Equilibrium thermodynamics should in principle only deal with equilibrium states. In an equilibrium state, the thermodynamic variables (for example $P,V,T$) are by definition constants: this is why the time variable $t$ never appears in thermodynamics.
However, when we use an equation of state $f(P,V,T)=0$ such as the ideal gas equation of state, $PV=nRT$, we expect that, if the transformation is slow enough, the equation should hold at every time during the transformation. For example, we expect that during a transformation at constant temperature of a rarefied gas, $P(V)$ should be an hyperbola.
We can state this formally by saying that during a quasistatic process we expect the relation
$$P(t) V(t) = n R T(t)$$
to hold $\forall t$. Of course, a quasistatic process is nothing but an idealization. Nevertheless, if the transformation is slow enough, we will observe that the equation of state is approximately verified.
For example, in numerical weather prediction, a set of six primitive equations in the variables $u,v,w,P,\rho,T$ is used ($u,v,w$ are the components of the velocity field vector, $P$ is the pressure, $\rho$ is the density and $T$ the temperature).
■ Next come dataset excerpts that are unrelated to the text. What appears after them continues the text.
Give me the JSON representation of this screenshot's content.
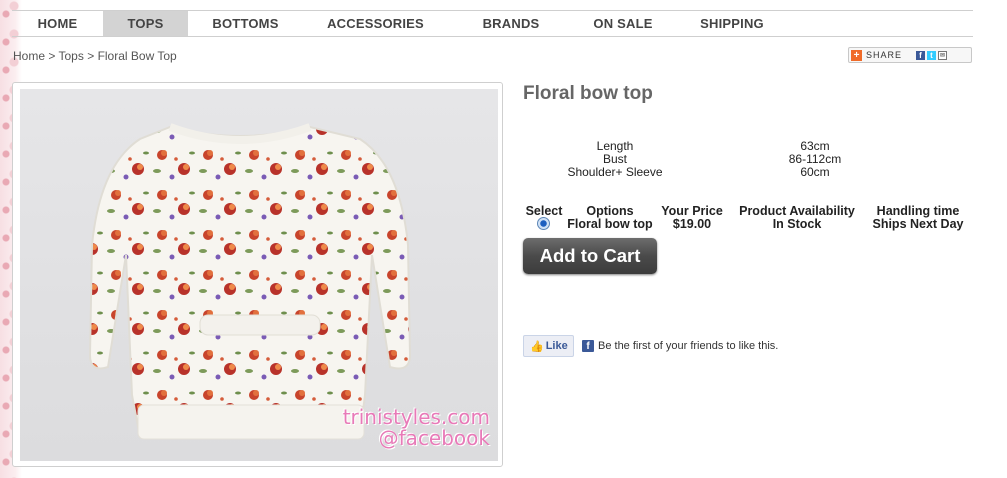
{
  "nav": {
    "items": [
      {
        "label": "HOME"
      },
      {
        "label": "TOPS"
      },
      {
        "label": "BOTTOMS"
      },
      {
        "label": "ACCESSORIES"
      },
      {
        "label": "BRANDS"
      },
      {
        "label": "ON SALE"
      },
      {
        "label": "SHIPPING"
      }
    ],
    "active": "TOPS"
  },
  "breadcrumb": {
    "home": "Home",
    "sep": ">",
    "category": "Tops",
    "current": "Floral Bow Top"
  },
  "share": {
    "label": "SHARE",
    "icons": [
      "addthis-plus-icon",
      "facebook-icon",
      "twitter-icon",
      "email-icon"
    ]
  },
  "product": {
    "title": "Floral bow top",
    "watermark_line1": "trinistyles.com",
    "watermark_line2": "@facebook",
    "specs": [
      {
        "label": "Length",
        "value": "63cm"
      },
      {
        "label": "Bust",
        "value": "86-112cm"
      },
      {
        "label": "Shoulder+ Sleeve",
        "value": "60cm"
      }
    ],
    "options_table": {
      "headers": {
        "select": "Select",
        "options": "Options",
        "price": "Your Price",
        "availability": "Product Availability",
        "handling": "Handling time"
      },
      "row": {
        "option": "Floral bow top",
        "price": "$19.00",
        "availability": "In Stock",
        "handling": "Ships Next Day",
        "selected": true
      }
    },
    "add_to_cart": "Add to Cart"
  },
  "facebook": {
    "like_label": "Like",
    "like_text": "Be the first of your friends to like this."
  },
  "colors": {
    "nav_active_bg": "#d3d3d3",
    "button_dark": "#4a4a4a",
    "facebook_blue": "#3b5998",
    "watermark_pink": "#e87ab8"
  }
}
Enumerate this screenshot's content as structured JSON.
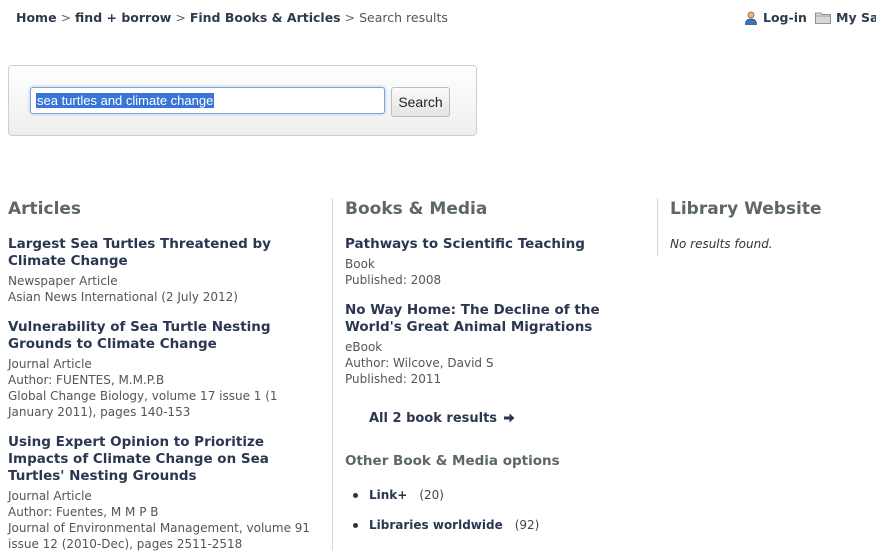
{
  "breadcrumb": {
    "home": "Home",
    "find_borrow": "find + borrow",
    "find_books": "Find Books & Articles",
    "separator": ">",
    "current": "Search results"
  },
  "topnav": {
    "login": "Log-in",
    "my_saved": "My Save"
  },
  "search": {
    "query": "sea turtles and climate change",
    "button": "Search"
  },
  "articles": {
    "heading": "Articles",
    "results": [
      {
        "title": "Largest Sea Turtles Threatened by Climate Change",
        "type": "Newspaper Article",
        "source": "Asian News International (2 July 2012)"
      },
      {
        "title": "Vulnerability of Sea Turtle Nesting Grounds to Climate Change",
        "type": "Journal Article",
        "author": "Author: FUENTES, M.M.P.B",
        "source": "Global Change Biology, volume 17 issue 1 (1 January 2011), pages 140-153"
      },
      {
        "title": "Using Expert Opinion to Prioritize Impacts of Climate Change on Sea Turtles' Nesting Grounds",
        "type": "Journal Article",
        "author": "Author: Fuentes, M M P B",
        "source": "Journal of Environmental Management, volume 91 issue 12 (2010-Dec), pages 2511-2518"
      }
    ]
  },
  "books": {
    "heading": "Books & Media",
    "results": [
      {
        "title": "Pathways to Scientific Teaching",
        "type": "Book",
        "published": "Published: 2008"
      },
      {
        "title": "No Way Home: The Decline of the World's Great Animal Migrations",
        "type": "eBook",
        "author": "Author: Wilcove, David S",
        "published": "Published: 2011"
      }
    ],
    "all_results": "All 2 book results",
    "other_heading": "Other Book & Media options",
    "options": [
      {
        "label": "Link+",
        "count": "(20)"
      },
      {
        "label": "Libraries worldwide",
        "count": "(92)"
      }
    ]
  },
  "website": {
    "heading": "Library Website",
    "no_results": "No results found."
  },
  "colors": {
    "link": "#2b3650",
    "heading": "#5d6860",
    "selection": "#3875d7"
  }
}
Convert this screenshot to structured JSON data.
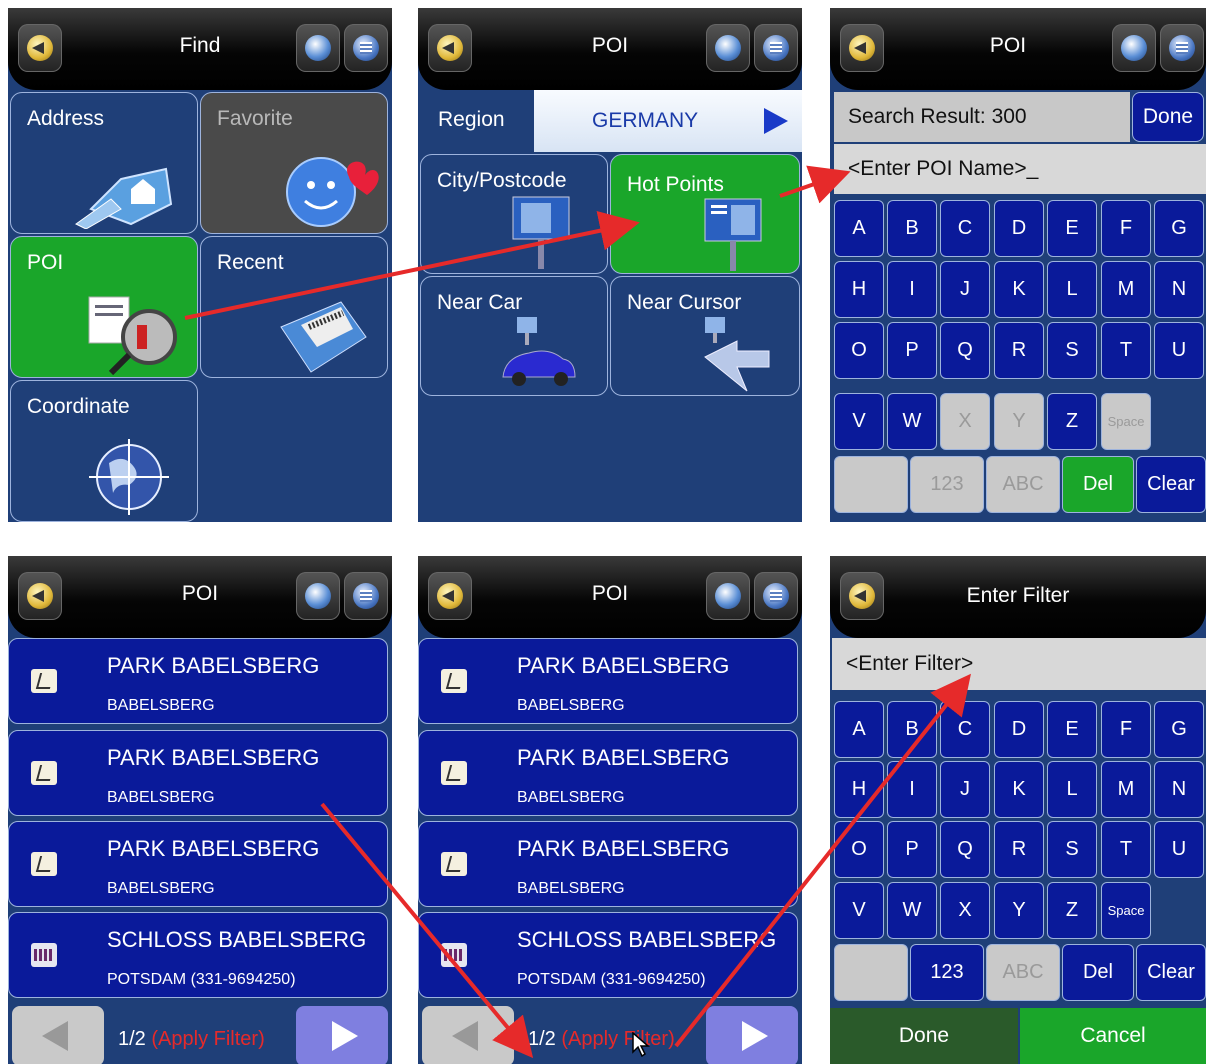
{
  "header_titles": {
    "find": "Find",
    "poi": "POI",
    "enter_filter": "Enter Filter"
  },
  "find": {
    "address": "Address",
    "favorite": "Favorite",
    "poi": "POI",
    "recent": "Recent",
    "coordinate": "Coordinate"
  },
  "poi_menu": {
    "region_label": "Region",
    "region_value": "GERMANY",
    "city_postcode": "City/Postcode",
    "hot_points": "Hot Points",
    "near_car": "Near Car",
    "near_cursor": "Near Cursor"
  },
  "search": {
    "result": "Search Result: 300",
    "done": "Done",
    "input": "<Enter POI Name>_"
  },
  "keyboard": {
    "row1": [
      "A",
      "B",
      "C",
      "D",
      "E",
      "F",
      "G"
    ],
    "row2": [
      "H",
      "I",
      "J",
      "K",
      "L",
      "M",
      "N"
    ],
    "row3": [
      "O",
      "P",
      "Q",
      "R",
      "S",
      "T",
      "U"
    ],
    "row4": [
      "V",
      "W",
      "X",
      "Y",
      "Z",
      "Space"
    ],
    "num": "123",
    "abc": "ABC",
    "del": "Del",
    "clear": "Clear"
  },
  "results": [
    {
      "title": "PARK BABELSBERG",
      "sub": "BABELSBERG",
      "icon": "poi-flag-icon"
    },
    {
      "title": "PARK BABELSBERG",
      "sub": "BABELSBERG",
      "icon": "poi-flag-icon"
    },
    {
      "title": "PARK BABELSBERG",
      "sub": "BABELSBERG",
      "icon": "poi-flag-icon"
    },
    {
      "title": "SCHLOSS BABELSBERG",
      "sub": "POTSDAM (331-9694250)",
      "icon": "museum-icon"
    }
  ],
  "pager": {
    "page": "1/2",
    "filter": "(Apply Filter)"
  },
  "filter": {
    "input": "<Enter Filter>",
    "done": "Done",
    "cancel": "Cancel"
  },
  "colors": {
    "panel": "#1f3f78",
    "key": "#0a1a9a",
    "green": "#1aa62a",
    "arrow": "#e62a2a"
  }
}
One of this equations is the equation of state
$$P = \rho R T$$
Without this equation, the system would not be solvable because we would have 6 unknowns and only 5 equations.
So we use the state equation in a situation in which the thermodynamic variables are clearly time-dependent. We do this because it is assumed that on atmospheric scales the change of the thermodynamic variables is slow enough for the equation of state to hold at every time.